Laurinho Telefone, o mais célebre dos poetas do boteco do cego Tião, é autor de proezas dignas de um Don Juan das Araucárias. Já foi perseguido pelas ruas da Vila por maridos em fúria, por credores armados com pistola e, sobretudo, por algumas de suas incontáveis ex-mulheres.
E nada disso o assusta. Porém há sempre um porém, como sabemos Laurinho tem um medo do qual não consegue se livrar: avião. Até poucas semanas, era um segredo de estado sobre o qual nunca se ouvira falar. Ocorre que na Vila, mais dia menos dia, tudo se sabe e foi o que aconteceu. De tanto inventar mentiras para evitar viagens, Laurinho acabou desmascarado e a Vila descobriu que ele, tão destemido, teme, como gosta de dizer, "aquele charuto de lata abarrotado de querosene".

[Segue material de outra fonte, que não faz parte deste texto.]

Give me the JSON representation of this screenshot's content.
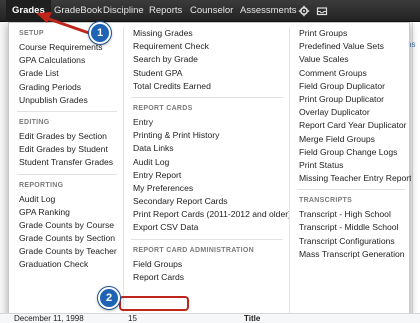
{
  "navbar": {
    "items": [
      {
        "label": "Grades",
        "active": true
      },
      {
        "label": "GradeBook"
      },
      {
        "label": "Discipline"
      },
      {
        "label": "Reports"
      },
      {
        "label": "Counselor"
      },
      {
        "label": "Assessments"
      }
    ],
    "icons": [
      "gear-icon",
      "inbox-icon"
    ]
  },
  "right_link": "ns",
  "menu": {
    "col1": {
      "sections": [
        {
          "title": "SETUP",
          "items": [
            "Course Requirements",
            "GPA Calculations",
            "Grade List",
            "Grading Periods",
            "Unpublish Grades"
          ]
        },
        {
          "title": "EDITING",
          "items": [
            "Edit Grades by Section",
            "Edit Grades by Student",
            "Student Transfer Grades"
          ]
        },
        {
          "title": "REPORTING",
          "items": [
            "Audit Log",
            "GPA Ranking",
            "Grade Counts by Course",
            "Grade Counts by Section",
            "Grade Counts by Teacher",
            "Graduation Check"
          ]
        }
      ]
    },
    "col2": {
      "sections": [
        {
          "title": "",
          "items": [
            "Missing Grades",
            "Requirement Check",
            "Search by Grade",
            "Student GPA",
            "Total Credits Earned"
          ]
        },
        {
          "title": "REPORT CARDS",
          "items": [
            "Entry",
            "Printing & Print History",
            "Data Links",
            "Audit Log",
            "Entry Report",
            "My Preferences",
            "Secondary Report Cards",
            "Print Report Cards (2011-2012 and older)",
            "Export CSV Data"
          ]
        },
        {
          "title": "REPORT CARD ADMINISTRATION",
          "items": [
            "Field Groups",
            "Report Cards"
          ]
        }
      ]
    },
    "col3": {
      "sections": [
        {
          "title": "",
          "items": [
            "Print Groups",
            "Predefined Value Sets",
            "Value Scales",
            "Comment Groups",
            "Field Group Duplicator",
            "Print Group Duplicator",
            "Overlay Duplicator",
            "Report Card Year Duplicator",
            "Merge Field Groups",
            "Field Group Change Logs",
            "Print Status",
            "Missing Teacher Entry Report"
          ]
        },
        {
          "title": "TRANSCRIPTS",
          "items": [
            "Transcript - High School",
            "Transcript - Middle School",
            "Transcript Configurations",
            "Mass Transcript Generation"
          ]
        }
      ]
    }
  },
  "callouts": [
    "1",
    "2"
  ],
  "bottom_row": {
    "date": "December 11, 1998",
    "count": "15",
    "title": "Title"
  },
  "colors": {
    "highlight": "#c0251b",
    "callout": "#1f63b5",
    "navbar": "#2c2c2c"
  }
}
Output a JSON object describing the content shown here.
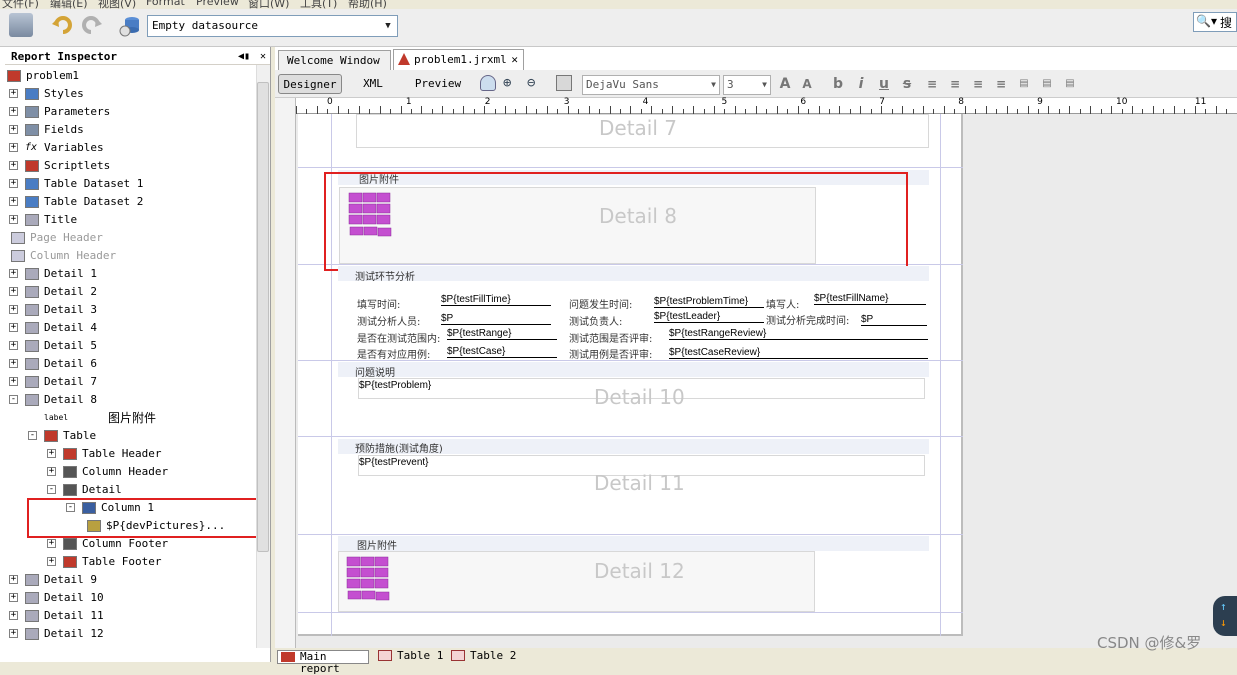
{
  "menubar": {
    "items": [
      "文件(F)",
      "编辑(E)",
      "视图(V)",
      "Format",
      "Preview",
      "窗口(W)",
      "工具(T)",
      "帮助(H)"
    ]
  },
  "toolbar": {
    "datasource": "Empty datasource",
    "search_label": "搜"
  },
  "inspector": {
    "title": "Report Inspector",
    "items": [
      {
        "label": "problem1",
        "indent": 0
      },
      {
        "label": "Styles"
      },
      {
        "label": "Parameters"
      },
      {
        "label": "Fields"
      },
      {
        "label": "Variables"
      },
      {
        "label": "Scriptlets"
      },
      {
        "label": "Table Dataset 1"
      },
      {
        "label": "Table Dataset 2"
      },
      {
        "label": "Title"
      },
      {
        "label": "Page Header"
      },
      {
        "label": "Column Header"
      },
      {
        "label": "Detail 1"
      },
      {
        "label": "Detail 2"
      },
      {
        "label": "Detail 3"
      },
      {
        "label": "Detail 4"
      },
      {
        "label": "Detail 5"
      },
      {
        "label": "Detail 6"
      },
      {
        "label": "Detail 7"
      },
      {
        "label": "Detail 8"
      },
      {
        "label": "label"
      },
      {
        "label": "Table"
      },
      {
        "label": "Table Header"
      },
      {
        "label": "Column Header"
      },
      {
        "label": "Detail"
      },
      {
        "label": "Column 1"
      },
      {
        "label": "$P{devPictures}..."
      },
      {
        "label": "Column Footer"
      },
      {
        "label": "Table Footer"
      },
      {
        "label": "Detail 9"
      },
      {
        "label": "Detail 10"
      },
      {
        "label": "Detail 11"
      },
      {
        "label": "Detail 12"
      }
    ],
    "annotation": "图片附件"
  },
  "editor": {
    "tabs": [
      "Welcome Window",
      "problem1.jrxml"
    ],
    "view_buttons": [
      "Designer",
      "XML",
      "Preview"
    ],
    "font_name": "DejaVu Sans",
    "font_size": "3",
    "ruler_labels": [
      "0",
      "1",
      "2",
      "3",
      "4",
      "5",
      "6",
      "7",
      "8",
      "9",
      "10",
      "11"
    ]
  },
  "design": {
    "bands": {
      "detail7": "Detail 7",
      "detail8": "Detail 8",
      "detail10": "Detail 10",
      "detail11": "Detail 11",
      "detail12": "Detail 12"
    },
    "attach_label_1": "图片附件",
    "attach_label_2": "图片附件",
    "analysis_title": "测试环节分析",
    "fill_time_label": "填写时间:",
    "fill_time_field": "$P{testFillTime}",
    "problem_time_label": "问题发生时间:",
    "problem_time_field": "$P{testProblemTime}",
    "filler_label": "填写人:",
    "filler_field": "$P{testFillName}",
    "analyst_label": "测试分析人员:",
    "analyst_field": "$P",
    "leader_label": "测试负责人:",
    "leader_field": "$P{testLeader}",
    "finish_time_label": "测试分析完成时间:",
    "finish_time_field": "$P",
    "in_range_label": "是否在测试范围内:",
    "in_range_field": "$P{testRange}",
    "range_review_label": "测试范围是否评审:",
    "range_review_field": "$P{testRangeReview}",
    "has_case_label": "是否有对应用例:",
    "has_case_field": "$P{testCase}",
    "case_review_label": "测试用例是否评审:",
    "case_review_field": "$P{testCaseReview}",
    "problem_desc_label": "问题说明",
    "problem_field": "$P{testProblem}",
    "prevent_label": "预防措施(测试角度)",
    "prevent_field": "$P{testPrevent}"
  },
  "bottom_tabs": [
    "Main report",
    "Table 1",
    "Table 2"
  ],
  "watermark": "CSDN @修&罗"
}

O poeta virou motivo de chacota. Colocaram avisos moleques nos postes da redondeza e um trovador, seu concorrente na disputa das musas, fez uns versinhos onde debocha do sujeito que, vivendo sempre tão alto, teme voar.

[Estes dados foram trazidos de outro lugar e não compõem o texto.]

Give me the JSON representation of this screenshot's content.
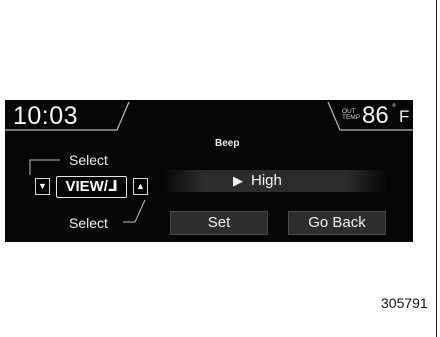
{
  "clock": {
    "time": "10:03"
  },
  "out_temp": {
    "label_line1": "OUT",
    "label_line2": "TEMP",
    "value": "86",
    "degree": "°",
    "unit": "F"
  },
  "screen": {
    "title": "Beep",
    "selected_value": "High",
    "value_indicator_icon": "play-triangle-icon"
  },
  "controls": {
    "select_top_label": "Select",
    "select_bottom_label": "Select",
    "view_button_label": "VIEW/⅃",
    "down_arrow": "▼",
    "up_arrow": "▲"
  },
  "buttons": {
    "set": "Set",
    "go_back": "Go Back"
  },
  "figure_code": "305791",
  "colors": {
    "display_bg": "#060606",
    "text": "#f2f2f2",
    "button_bg": "#2e2e2e"
  }
}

Avião é seguro provoca o causídico da Vila, Dr. Pâmphilo Data Vênia Pode ficar descansado: avião não cai!
Laurinho, antes de virar mais uma dose, fulminou o doutor:
O problema não é cair. O problema é que ele voa!
Pronto, estava feita a polêmica. Os dois, mais Carlão Borracheiro e Paulinho Ventura, passaram o resto da noite, sob o olhar entediado do cego Tião, a discutir questões de voo e de pouso, de alturas e querosene. E nada se concluiu.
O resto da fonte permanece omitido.